Becoming who you are
Nugget: As I continue shedding things (mantras, life-scripts, relationships, actual stuff) that no longer serve me, I find myself with a deliciously smaller life. Within the smallness of holding onto only what I value there is suddenly room for massive expansion. Its damn beautiful.
Marinate on it:
Letting go of the life script that I was unworthy because of my appearance allowed me to finally care for myself in a positive way. I found I was worthy of my time, respect and love. It brought me back home in my body and I began to treat it like one.
Letting go of the notion that I needed to be small allowed me to realize that I was always meant to be big. (I mean figuratively but when my body changes Im not mad at that either).

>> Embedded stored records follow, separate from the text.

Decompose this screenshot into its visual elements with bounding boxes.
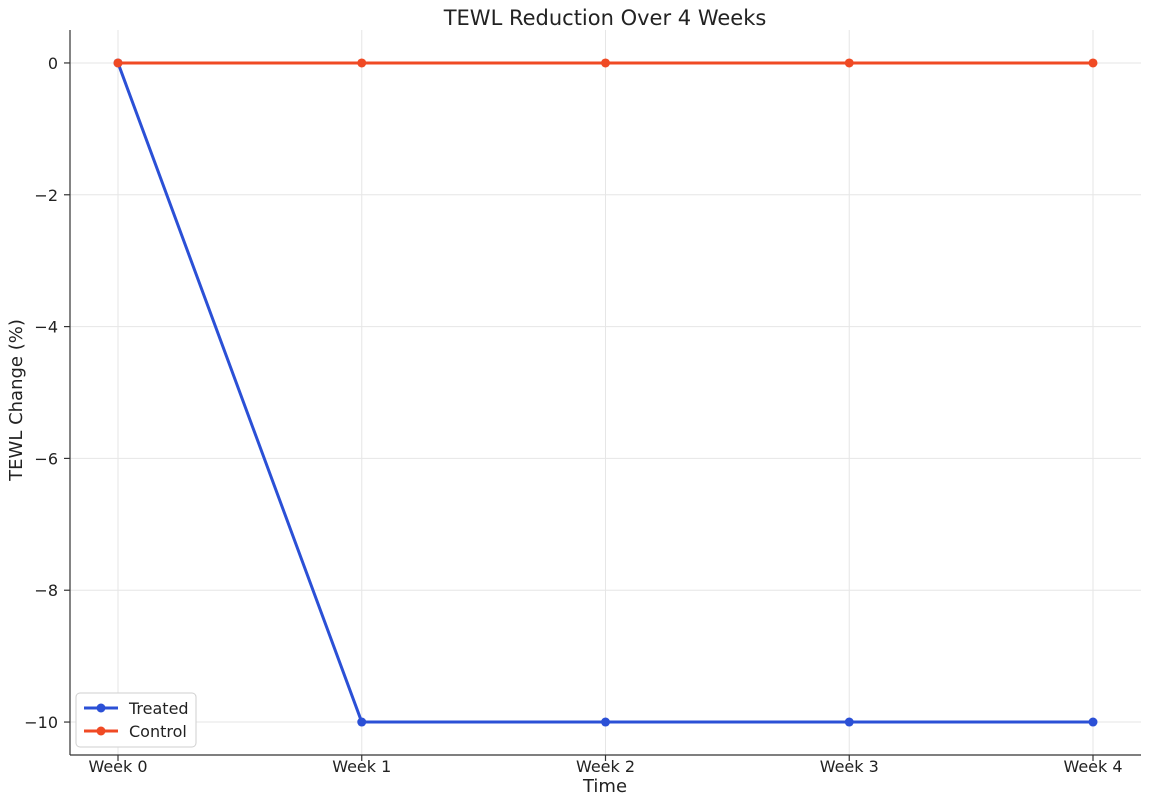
series-control [113,58,1098,68]
x-tick-label: Week 0 [88,757,147,776]
data-point [357,58,367,68]
y-axis-title: TEWL Change (%) [6,319,27,482]
legend: Treated Control [75,692,197,748]
y-tick-label: −2 [34,186,58,205]
y-tick-label: −10 [24,713,58,732]
legend-marker [96,703,106,713]
data-point [844,58,854,68]
chart-title: TEWL Reduction Over 4 Weeks [443,6,767,30]
data-point [601,717,610,727]
legend-label: Treated [128,699,189,718]
x-tick-label: Week 4 [1063,757,1122,776]
series [113,58,1098,727]
x-tick-label: Week 1 [332,757,391,776]
data-point [1088,58,1098,68]
y-tick-label: −8 [34,581,58,600]
ticks: 0 −2 −4 −6 −8 −10 Week 0 Week 1 Week 2 Week 3 Week… [24,54,1122,776]
y-tick-label: −4 [34,318,58,337]
x-tick-label: Week 3 [820,757,879,776]
data-point [357,717,367,727]
data-point [1088,717,1098,727]
legend-item: Treated [84,699,189,718]
grid [70,30,1141,755]
x-tick-label: Week 2 [576,757,635,776]
data-point [113,58,123,68]
data-point [601,58,610,68]
data-point [844,717,854,727]
legend-marker [96,726,106,736]
x-axis-title: Time [582,776,627,797]
legend-label: Control [129,722,187,741]
legend-item: Control [84,722,187,741]
y-tick-label: −6 [34,449,58,468]
y-tick-label: 0 [48,54,58,73]
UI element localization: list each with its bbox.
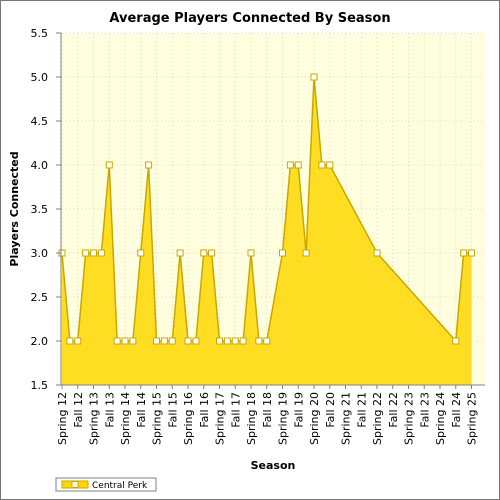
x-tick-label: Spring 25 (466, 392, 479, 445)
x-tick-label: Fall 16 (198, 392, 211, 428)
data-point-marker (216, 337, 223, 345)
data-point-marker (90, 249, 97, 257)
data-point-marker (302, 249, 310, 257)
x-tick-label: Fall 17 (229, 392, 242, 428)
x-tick-label: Fall 14 (135, 392, 148, 428)
data-point-marker (105, 161, 113, 169)
x-tick-label: Spring 15 (151, 392, 164, 445)
data-point-marker (279, 249, 286, 257)
data-point-marker (239, 337, 247, 345)
y-tick-label: 2.5 (31, 291, 49, 304)
legend-label: Central Perk (92, 481, 148, 491)
x-tick-label: Spring 19 (277, 392, 290, 445)
data-point-marker (160, 337, 168, 345)
data-point-marker (168, 337, 176, 345)
x-tick-label: Spring 16 (182, 392, 195, 445)
data-point-marker (82, 249, 90, 257)
data-point-marker (468, 249, 475, 257)
legend: Central Perk (55, 477, 157, 492)
y-tick-label: 2.0 (31, 335, 49, 348)
data-point-marker (310, 73, 318, 81)
x-tick-label: Spring 14 (119, 392, 132, 445)
x-tick-label: Fall 23 (418, 392, 431, 428)
x-tick-label: Spring 22 (371, 392, 384, 445)
x-tick-label: Spring 20 (308, 392, 321, 445)
data-point-marker (129, 337, 137, 345)
legend-marker (71, 481, 79, 488)
data-point-marker (176, 249, 184, 257)
y-tick-labels: 1.5 2.0 2.5 3.0 3.5 4.0 4.5 5.0 5.5 (31, 27, 61, 392)
data-point-marker (200, 249, 208, 257)
series-area (62, 77, 472, 385)
data-point-marker (452, 337, 460, 345)
data-point-marker (97, 249, 105, 257)
x-tick-label: Fall 22 (387, 392, 400, 428)
data-point-marker (74, 337, 82, 345)
data-point-marker (184, 337, 192, 345)
data-point-marker (294, 161, 302, 169)
data-point-marker (66, 337, 74, 345)
x-tick-label: Spring 23 (403, 392, 416, 445)
data-point-marker (247, 249, 255, 257)
x-tick-label: Spring 17 (214, 392, 227, 445)
x-tick-label: Fall 21 (355, 392, 368, 428)
data-point-marker (121, 337, 129, 345)
x-tick-labels: Spring 12 Fall 12 Spring 13 Fall 13 Spring 1… (56, 385, 479, 445)
y-tick-label: 3.0 (31, 247, 49, 260)
data-point-marker (286, 161, 294, 169)
data-point-marker (326, 161, 334, 169)
y-tick-label: 1.5 (31, 379, 49, 392)
data-point-marker (318, 161, 326, 169)
data-point-marker (373, 249, 381, 257)
data-point-marker (208, 249, 216, 257)
x-tick-label: Fall 15 (166, 392, 179, 428)
data-point-marker (153, 337, 160, 345)
y-tick-label: 5.5 (31, 27, 49, 40)
y-axis-title: Players Connected (8, 151, 21, 266)
y-tick-label: 3.5 (31, 203, 49, 216)
x-tick-label: Fall 24 (450, 392, 463, 428)
x-tick-label: Spring 12 (56, 392, 69, 445)
x-tick-label: Spring 18 (245, 392, 258, 445)
y-tick-label: 5.0 (31, 71, 49, 84)
data-point-marker (263, 337, 271, 345)
data-point-marker (223, 337, 231, 345)
y-tick-label: 4.5 (31, 115, 49, 128)
x-tick-label: Fall 13 (103, 392, 116, 428)
y-tick-label: 4.0 (31, 159, 49, 172)
x-tick-label: Fall 19 (292, 392, 305, 428)
data-point-marker (460, 249, 468, 257)
x-axis-title: Season (251, 459, 296, 472)
series-markers (58, 73, 475, 345)
x-tick-label: Spring 21 (340, 392, 353, 445)
chart-title: Average Players Connected By Season (109, 11, 390, 26)
x-tick-label: Fall 20 (324, 392, 337, 428)
data-point-marker (192, 337, 200, 345)
series-line (61, 76, 472, 343)
data-point-marker (255, 337, 263, 345)
x-tick-label: Fall 12 (72, 392, 85, 428)
x-tick-label: Fall 18 (261, 392, 274, 428)
data-point-marker (137, 249, 145, 257)
data-point-marker (231, 337, 239, 345)
data-point-marker (113, 337, 121, 345)
x-tick-label: Spring 24 (434, 392, 447, 445)
data-point-marker (145, 161, 153, 169)
x-tick-label: Spring 13 (88, 392, 101, 445)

When I stopped trying to be small my voice became unstoppable.
Letting go of my life script to ignore it and it will go away has allowed me to look right in the eye any discomfort and move through it. It allows me to examine myself. It allows space for growth.

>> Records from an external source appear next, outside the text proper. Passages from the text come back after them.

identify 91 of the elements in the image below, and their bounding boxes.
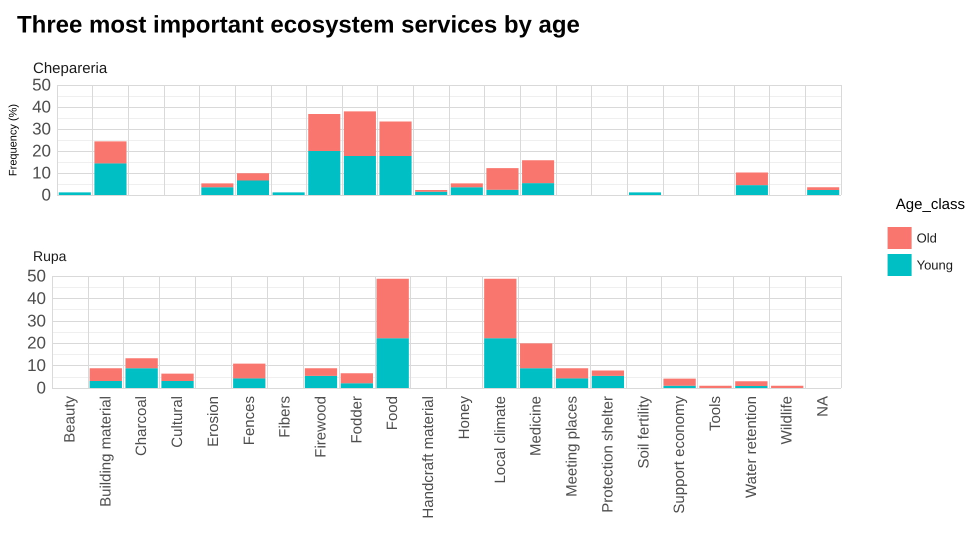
x-tick-label: NA bbox=[814, 396, 832, 417]
bar bbox=[233, 378, 266, 388]
bar bbox=[161, 374, 194, 382]
bar bbox=[344, 111, 376, 156]
bar bbox=[735, 381, 768, 386]
x-tick-label: Beauty bbox=[61, 396, 78, 443]
chart-title: Rupa bbox=[33, 248, 67, 264]
y-tick-label: 30 bbox=[27, 311, 46, 330]
bar bbox=[484, 338, 516, 388]
bar bbox=[376, 278, 409, 338]
bar bbox=[201, 183, 234, 188]
bar bbox=[308, 114, 340, 151]
legend-label: Old bbox=[916, 230, 937, 246]
legend-title: Age_class bbox=[896, 196, 966, 213]
bar bbox=[201, 187, 234, 195]
bar bbox=[484, 278, 516, 338]
x-tick-label: Water retention bbox=[742, 396, 760, 498]
x-tick-label: Protection shelter bbox=[599, 396, 616, 513]
y-tick-label: 40 bbox=[27, 288, 46, 308]
bar bbox=[556, 378, 588, 388]
y-tick-label: 50 bbox=[32, 76, 51, 94]
y-tick-label: 30 bbox=[32, 120, 51, 138]
bar bbox=[415, 192, 448, 195]
bar bbox=[522, 160, 554, 184]
bar bbox=[236, 173, 270, 180]
bar bbox=[520, 343, 552, 368]
bar bbox=[450, 183, 483, 188]
bar bbox=[58, 192, 91, 195]
x-tick-label: Erosion bbox=[204, 396, 222, 447]
bar bbox=[380, 156, 412, 195]
bar bbox=[486, 168, 518, 190]
x-tick-label: Meeting places bbox=[564, 396, 581, 497]
x-tick-label: Honey bbox=[456, 396, 473, 440]
bar bbox=[340, 383, 373, 388]
bar bbox=[376, 338, 409, 388]
bar bbox=[522, 183, 554, 195]
y-tick-label: 0 bbox=[36, 378, 46, 398]
bar bbox=[233, 364, 266, 378]
bar bbox=[380, 122, 412, 156]
x-tick-label: Support economy bbox=[671, 396, 688, 514]
y-tick-label: 20 bbox=[27, 334, 46, 353]
bar bbox=[272, 192, 305, 195]
bar bbox=[126, 358, 158, 368]
x-tick-label: Fibers bbox=[276, 396, 294, 438]
bar bbox=[663, 378, 696, 386]
bar bbox=[807, 190, 840, 195]
x-tick-label: Handcraft material bbox=[420, 396, 438, 519]
y-tick-label: 50 bbox=[27, 266, 46, 286]
y-axis-title: Frequency (%) bbox=[8, 104, 20, 176]
bar bbox=[592, 376, 624, 388]
x-tick-label: Tools bbox=[706, 396, 724, 432]
bar bbox=[344, 156, 376, 195]
x-tick-label: Firewood bbox=[312, 396, 330, 458]
x-tick-label: Medicine bbox=[528, 396, 545, 456]
bar bbox=[94, 141, 126, 164]
bar bbox=[126, 368, 158, 388]
x-tick-label: Local climate bbox=[492, 396, 509, 484]
bar bbox=[304, 376, 338, 388]
x-tick-label: Fences bbox=[240, 396, 258, 446]
bar bbox=[592, 370, 624, 376]
x-tick-label: Soil fertility bbox=[635, 396, 652, 469]
y-tick-label: 20 bbox=[32, 142, 51, 160]
x-tick-label: Charcoal bbox=[133, 396, 150, 456]
chart-title: Three most important ecosystem services by age bbox=[17, 12, 580, 38]
bar bbox=[520, 368, 552, 388]
bar bbox=[807, 187, 840, 190]
bar bbox=[161, 381, 194, 388]
y-tick-label: 10 bbox=[32, 164, 51, 182]
x-tick-label: Cultural bbox=[169, 396, 186, 448]
x-tick-label: Wildlife bbox=[778, 396, 796, 444]
bar bbox=[450, 187, 483, 195]
chart-subtitle: Chepareria bbox=[33, 60, 108, 77]
bar bbox=[304, 368, 338, 376]
y-tick-label: 10 bbox=[27, 356, 46, 376]
y-tick-label: 0 bbox=[42, 186, 51, 204]
legend-label: Young bbox=[916, 258, 954, 272]
bar bbox=[736, 172, 768, 186]
x-tick-label: Building material bbox=[97, 396, 114, 507]
bar bbox=[94, 163, 126, 195]
bar bbox=[90, 368, 122, 382]
bar bbox=[236, 180, 270, 195]
y-tick-label: 40 bbox=[32, 98, 51, 116]
bar bbox=[90, 381, 122, 388]
bar bbox=[556, 368, 588, 378]
bar bbox=[308, 151, 340, 195]
bar bbox=[628, 192, 662, 195]
x-tick-label: Food bbox=[384, 396, 402, 430]
bar bbox=[736, 185, 768, 195]
bar bbox=[340, 373, 373, 384]
bar bbox=[486, 190, 518, 195]
x-tick-label: Fodder bbox=[348, 396, 366, 444]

When weight loss and appearance stopped being goals for the sake of themselves but rather became the result of self-care I was able to experience vitality. I shed the entire diet industry that felt like was living on my back and began to seek vibrant health because it felt amazing.
Living in this way, choosing the path of self-examination and shedding what doesnt belong anymore is not easy. But its the only way Ive come to find expansion and peace. It has provided me with the keys to all the doors I thought were locked for me. To health, vitality, dealing with addiction, victimhood and insecurity to become the woman I was meant to be. To realize I can keep becoming her as long as Im alive.

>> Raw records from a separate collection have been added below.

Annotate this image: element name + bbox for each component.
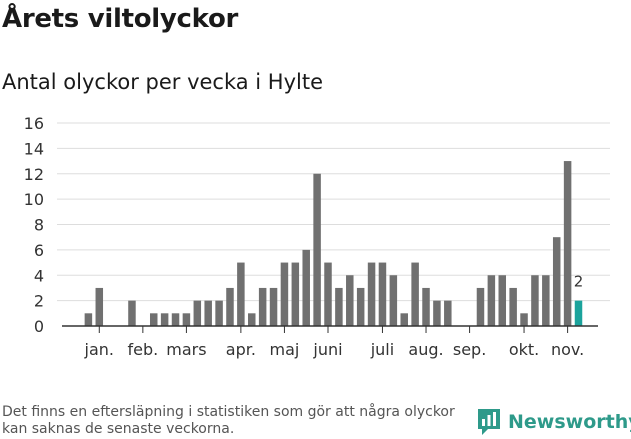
x-tick-label: sep. (453, 340, 486, 359)
x-tick-label: mars (166, 340, 206, 359)
x-axis-ticks: jan. feb. mars apr. maj juni juli aug. sep. okt. n… (84, 326, 584, 359)
bar (433, 300, 441, 326)
bar (237, 262, 245, 326)
chart-title: Årets viltolyckor (2, 4, 239, 34)
bar (400, 313, 408, 326)
bar (378, 262, 387, 326)
bar (444, 300, 452, 326)
bar (95, 287, 104, 326)
y-tick-label: 4 (34, 266, 44, 285)
y-tick-label: 14 (24, 139, 44, 158)
bar (182, 313, 191, 326)
bar (324, 262, 332, 326)
gridlines (57, 122, 610, 302)
bar (367, 262, 376, 326)
x-tick-label: aug. (408, 340, 443, 359)
bar-highlight (574, 300, 583, 326)
bar (193, 300, 202, 326)
newsworthy-logo-icon (478, 409, 500, 435)
bar (84, 313, 93, 326)
bar (313, 173, 321, 326)
x-tick-label: juli (370, 340, 394, 359)
bar (128, 300, 136, 326)
bar (269, 287, 278, 326)
x-tick-label: okt. (509, 340, 539, 359)
bar (520, 313, 528, 326)
bar (149, 313, 158, 326)
y-tick-label: 8 (34, 216, 44, 235)
y-tick-label: 16 (24, 114, 44, 133)
bar (498, 275, 507, 326)
bar (160, 313, 169, 326)
bar (302, 249, 310, 326)
bar (542, 275, 550, 326)
bar (422, 287, 430, 326)
x-tick-label: maj (270, 340, 300, 359)
bar (346, 275, 354, 326)
y-tick-label: 2 (34, 292, 44, 311)
bar (476, 287, 485, 326)
bar (356, 287, 365, 326)
brand-name: Newsworthy (508, 411, 631, 433)
x-tick-label: apr. (226, 340, 256, 359)
y-tick-label: 10 (24, 190, 44, 209)
bar (248, 313, 256, 326)
bar (171, 313, 180, 326)
x-tick-label: feb. (127, 340, 158, 359)
x-tick-label: juni (312, 340, 342, 359)
footnote: Det finns en eftersläpning i statistiken… (2, 404, 455, 437)
bar (258, 287, 267, 326)
y-tick-label: 12 (24, 165, 44, 184)
x-tick-label: jan. (84, 340, 114, 359)
bar (487, 275, 496, 326)
bar (291, 262, 300, 326)
bar (563, 161, 572, 326)
y-axis-ticks: 0 2 4 6 8 10 12 14 16 (24, 114, 44, 336)
bar (335, 287, 343, 326)
y-tick-label: 6 (34, 241, 44, 260)
chart-subtitle: Antal olyckor per vecka i Hylte (2, 70, 324, 94)
bar (280, 262, 289, 326)
bar (411, 262, 419, 326)
bar (204, 300, 212, 326)
bar (531, 275, 539, 326)
bar (552, 237, 561, 326)
y-tick-label: 0 (34, 317, 44, 336)
bar (509, 287, 517, 326)
bar (215, 300, 223, 326)
brand-logo: Newsworthy (476, 407, 631, 437)
bar (226, 287, 234, 326)
bars: 2 (84, 161, 584, 326)
x-tick-label: nov. (551, 340, 584, 359)
bar (389, 275, 398, 326)
bar-value-label: 2 (574, 273, 584, 291)
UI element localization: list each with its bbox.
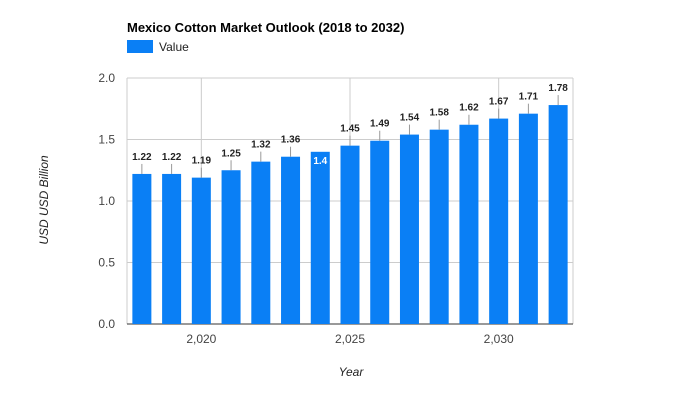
y-axis-title: USD USD Billion [37,155,51,245]
bar [191,177,211,324]
data-label: 1.54 [400,113,420,124]
y-tick-label: 0.5 [98,256,115,270]
bar [548,105,568,324]
data-label: 1.45 [340,124,360,135]
bar [310,151,330,324]
data-label: 1.58 [429,108,449,119]
x-tick-label: 2,025 [335,332,365,346]
bar [251,161,271,324]
data-label: 1.78 [548,83,568,94]
bar [132,173,152,324]
y-tick-label: 2.0 [98,71,115,85]
data-labels: 1.22 1.22 1.19 1.25 1.32 1.36 1.4 1.45 1.49 1.54 1… [132,83,568,178]
data-label: 1.22 [162,152,182,163]
bar [518,113,538,324]
bar [459,124,479,325]
data-label: 1.22 [132,152,152,163]
bar [489,118,509,324]
legend-label: Value [159,40,189,54]
data-label: 1.49 [370,119,390,130]
x-tick-label: 2,030 [484,332,514,346]
x-tick-label: 2,020 [186,332,216,346]
data-label: 1.4 [313,156,327,167]
chart-title: Mexico Cotton Market Outlook (2018 to 20… [127,20,404,35]
bars [132,105,568,325]
bar [281,156,301,324]
data-label: 1.36 [281,135,301,146]
data-label: 1.25 [221,148,241,159]
data-label: 1.67 [489,97,509,108]
bar [429,129,449,324]
bar [370,140,390,324]
data-label: 1.19 [192,156,212,167]
legend: Value [127,40,189,54]
bar [399,134,419,324]
legend-swatch [127,40,153,53]
data-label: 1.71 [519,92,539,103]
y-tick-label: 1.0 [98,194,115,208]
bar [221,170,241,324]
x-axis-title: Year [339,365,365,379]
data-label: 1.32 [251,140,271,151]
data-label: 1.62 [459,103,479,114]
y-axis-ticks: 0.0 0.5 1.0 1.5 2.0 [98,71,115,331]
y-tick-label: 1.5 [98,133,115,147]
bar [340,145,360,324]
bar [162,173,182,324]
y-tick-label: 0.0 [98,317,115,331]
x-axis-ticks: 2,020 2,025 2,030 [186,332,514,346]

Some might argue that this is not the path of least resistance. That to remain the same and keep old patterns is much easier. I disagree. I find that holding on to stuff Im ready to shed, that my soul needs to move on from, is a much bigger struggle than accepting the spiritual assignment and moving through it. Experiencing that kind of growth can come with pains of its own, but it tastes like freedom. To realize and acknowledge that how you have been, how you have shown up in your life or not is within your power to change is freedom.
I have sad stories too. Im open about my life experience but within the context of proving my battles for credibility I dont feel compelled to share. Suffice it to say there are plenty of lifetime movies and after-school specials in my history. I spent years identifying as a victim until I was ready to shed that as well.
I am not just the stories of my experience, Im not even defined by their impact. I am Erin Brown. I am showing up for my life and shedding daily. I willfully lean into discomfort knowing there is freedom and growth in that opportunity. At this point, I dont know any other way to live.
So I shed. I simplify. And I expand.